Residual standard error: 14.64 on 4 degrees of freedom

Number of iterations to convergence: 0 
Achieved convergence tolerance: 3.018e-06

Again, notice the parameters have meaning:

Asym: Maximum biomass the plant ever reaches
xmid: The day when growth is fastest (inflection point of the S-curve)
scal: How steeply the curve rises. Bigger value = sharper transition

For a crop physiologist, xmid tells you when the plant is at peak growth rate. Asym tells you about ultimate biomass potential. These are actionable biological insights.

Polynomial vs Nonlinear: Which One Should You Use?

Use this decision rule:

If you need a quick flexible fit and a familiar workflow, start with polynomial terms.
If you need interpretable biological parameters (like join point or asymptote) and realistic extrapolation, use nonlinear models.

Neither is always best. The right choice depends on your question, your data range, and whether you need explanation, prediction, or both.

Common Pitfalls and How to Avoid Them

Let me call out the errors that tend to trap people:

1. Confusing correlation with causation.

Multiple regression finds patterns. It doesn’t prove causation. A model predicting yield from soil properties might just be picking up confounding relationships. Domain knowledge and careful reasoning still matter. Statistics is a tool, not a truth machine.

2. Trusting \(R^2\) too much.

A model can explain 95% of variation in your training data and still fail badly on new observations. That’s overfitting. Always evaluate likely performance on future or held-out data.

3. Misinterpreting coefficients when multicollinearity is present.

Correlated predictors make individual coefficients unstable. Check the correlation matrix and VIF. If you see red flags, focus on what the model actually predicts, not what individual coefficients say.

4. Ignoring curved residuals.

If your residual plot shows systematic curvature instead of random scatter, the model is biased. Fix it with polynomial terms or nonlinear models.

5. Fitting a fancy nonlinear model without validation.

Just because you can fit an S-curve doesn’t mean you should. Check whether the algorithm converged, whether parameter values make sense, and whether different starting values give the same answer. If something looks off, it probably is.

Summary: What Changes and What Doesn’t

Module 11 builds on Module 10. You’re using more complex models, sure. But the core thinking stays the same. And I want to emphasize this because it’s the real lesson: The tools change. The reasoning doesn’t.

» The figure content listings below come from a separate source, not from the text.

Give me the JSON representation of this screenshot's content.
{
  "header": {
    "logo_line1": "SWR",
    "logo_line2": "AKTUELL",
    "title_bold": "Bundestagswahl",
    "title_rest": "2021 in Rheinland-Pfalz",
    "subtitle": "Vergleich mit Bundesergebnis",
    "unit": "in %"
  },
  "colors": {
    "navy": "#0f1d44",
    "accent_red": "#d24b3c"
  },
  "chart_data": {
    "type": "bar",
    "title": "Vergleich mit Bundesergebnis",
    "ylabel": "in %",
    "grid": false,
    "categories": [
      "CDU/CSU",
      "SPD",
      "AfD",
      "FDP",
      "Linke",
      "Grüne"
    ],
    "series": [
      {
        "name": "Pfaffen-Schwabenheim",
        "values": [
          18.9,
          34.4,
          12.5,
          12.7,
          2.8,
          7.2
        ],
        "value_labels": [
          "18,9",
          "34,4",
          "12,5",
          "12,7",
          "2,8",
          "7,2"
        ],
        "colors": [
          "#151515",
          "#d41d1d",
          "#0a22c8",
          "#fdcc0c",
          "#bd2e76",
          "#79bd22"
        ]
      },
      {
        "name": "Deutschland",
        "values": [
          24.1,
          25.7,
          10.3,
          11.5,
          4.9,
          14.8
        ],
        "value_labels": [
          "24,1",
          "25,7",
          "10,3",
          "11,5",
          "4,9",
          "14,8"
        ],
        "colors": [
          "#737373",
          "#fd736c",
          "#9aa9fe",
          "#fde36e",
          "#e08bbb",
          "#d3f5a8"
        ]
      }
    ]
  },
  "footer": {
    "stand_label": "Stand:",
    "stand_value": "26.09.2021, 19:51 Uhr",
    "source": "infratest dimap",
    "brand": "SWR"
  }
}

Here’s what every analysis should look like:

1. Start with a biological question, not a dataset.

There’s a difference between “What variables predict yield?” and “I have this dataset, let me analyze it.” The first is research. The second is busywork.

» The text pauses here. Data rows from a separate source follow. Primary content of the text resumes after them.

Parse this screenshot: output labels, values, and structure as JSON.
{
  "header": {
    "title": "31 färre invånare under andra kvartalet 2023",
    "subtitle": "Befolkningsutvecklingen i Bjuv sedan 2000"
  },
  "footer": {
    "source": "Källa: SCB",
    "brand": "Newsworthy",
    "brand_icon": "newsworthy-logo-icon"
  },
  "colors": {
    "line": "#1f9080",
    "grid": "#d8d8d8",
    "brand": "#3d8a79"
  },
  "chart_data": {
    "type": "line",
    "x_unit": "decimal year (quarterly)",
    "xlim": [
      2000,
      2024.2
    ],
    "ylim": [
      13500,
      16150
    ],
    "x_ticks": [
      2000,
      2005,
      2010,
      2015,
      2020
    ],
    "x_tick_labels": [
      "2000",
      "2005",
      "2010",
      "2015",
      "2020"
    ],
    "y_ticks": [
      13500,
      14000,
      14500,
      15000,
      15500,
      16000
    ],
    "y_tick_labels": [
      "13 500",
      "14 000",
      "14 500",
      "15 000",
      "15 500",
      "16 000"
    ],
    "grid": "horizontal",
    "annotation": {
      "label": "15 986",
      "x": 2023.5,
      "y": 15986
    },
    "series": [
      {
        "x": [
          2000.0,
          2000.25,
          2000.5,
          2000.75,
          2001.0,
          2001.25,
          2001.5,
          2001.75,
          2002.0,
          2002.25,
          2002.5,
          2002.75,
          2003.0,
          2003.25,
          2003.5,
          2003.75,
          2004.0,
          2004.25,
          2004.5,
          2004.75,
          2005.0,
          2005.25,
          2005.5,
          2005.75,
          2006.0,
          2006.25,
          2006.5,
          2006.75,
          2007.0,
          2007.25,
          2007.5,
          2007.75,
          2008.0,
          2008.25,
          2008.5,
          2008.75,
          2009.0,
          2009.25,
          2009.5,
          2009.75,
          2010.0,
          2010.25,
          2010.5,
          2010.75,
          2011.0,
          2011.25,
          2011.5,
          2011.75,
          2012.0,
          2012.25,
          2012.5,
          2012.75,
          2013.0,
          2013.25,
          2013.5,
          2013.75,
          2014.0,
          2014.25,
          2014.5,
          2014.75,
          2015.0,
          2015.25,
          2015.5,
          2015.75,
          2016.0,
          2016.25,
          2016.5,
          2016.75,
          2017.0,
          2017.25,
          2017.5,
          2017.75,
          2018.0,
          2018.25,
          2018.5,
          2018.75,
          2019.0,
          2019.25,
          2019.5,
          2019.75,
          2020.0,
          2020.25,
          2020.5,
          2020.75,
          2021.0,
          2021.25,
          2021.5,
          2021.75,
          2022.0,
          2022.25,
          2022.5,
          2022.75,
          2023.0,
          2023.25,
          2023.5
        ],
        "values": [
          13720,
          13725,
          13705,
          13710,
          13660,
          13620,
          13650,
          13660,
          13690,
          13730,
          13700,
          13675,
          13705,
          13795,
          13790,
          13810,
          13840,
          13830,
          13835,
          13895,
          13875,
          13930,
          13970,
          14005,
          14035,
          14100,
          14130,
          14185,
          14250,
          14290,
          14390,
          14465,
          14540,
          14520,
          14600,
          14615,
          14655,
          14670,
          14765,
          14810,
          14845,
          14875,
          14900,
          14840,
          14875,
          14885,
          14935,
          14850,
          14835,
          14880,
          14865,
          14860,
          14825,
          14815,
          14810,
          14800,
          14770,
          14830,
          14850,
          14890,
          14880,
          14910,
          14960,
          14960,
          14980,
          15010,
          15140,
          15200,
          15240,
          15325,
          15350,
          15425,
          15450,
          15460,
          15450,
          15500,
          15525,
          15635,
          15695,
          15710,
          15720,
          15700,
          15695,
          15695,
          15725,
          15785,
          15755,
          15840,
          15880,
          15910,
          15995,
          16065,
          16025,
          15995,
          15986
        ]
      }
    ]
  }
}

2. Plot the data before fitting anything.

No exceptions. Scatterplot matrices, histograms, everything. Your eyes catch patterns that tests miss.

3. Check assumptions.

Residual plots, normality checks, heteroscedasticity. Are they perfect? No. But do they tell a coherent story about what’s working and what’s not? They should.

4. Compare alternatives using statistics AND biology.

AIC is useful. But also ask: “Does this make biological sense?” Both matter equally.

5. Pick the simplest model that’s honest.

Not the fanciest. Not the highest \(R^2\). The simplest one that does real work.

The core thinking is simple: Think like a biologist first. Use statistics to check whether your reasoning holds up, not as a substitute for thinking.

That’s the part that actually matters.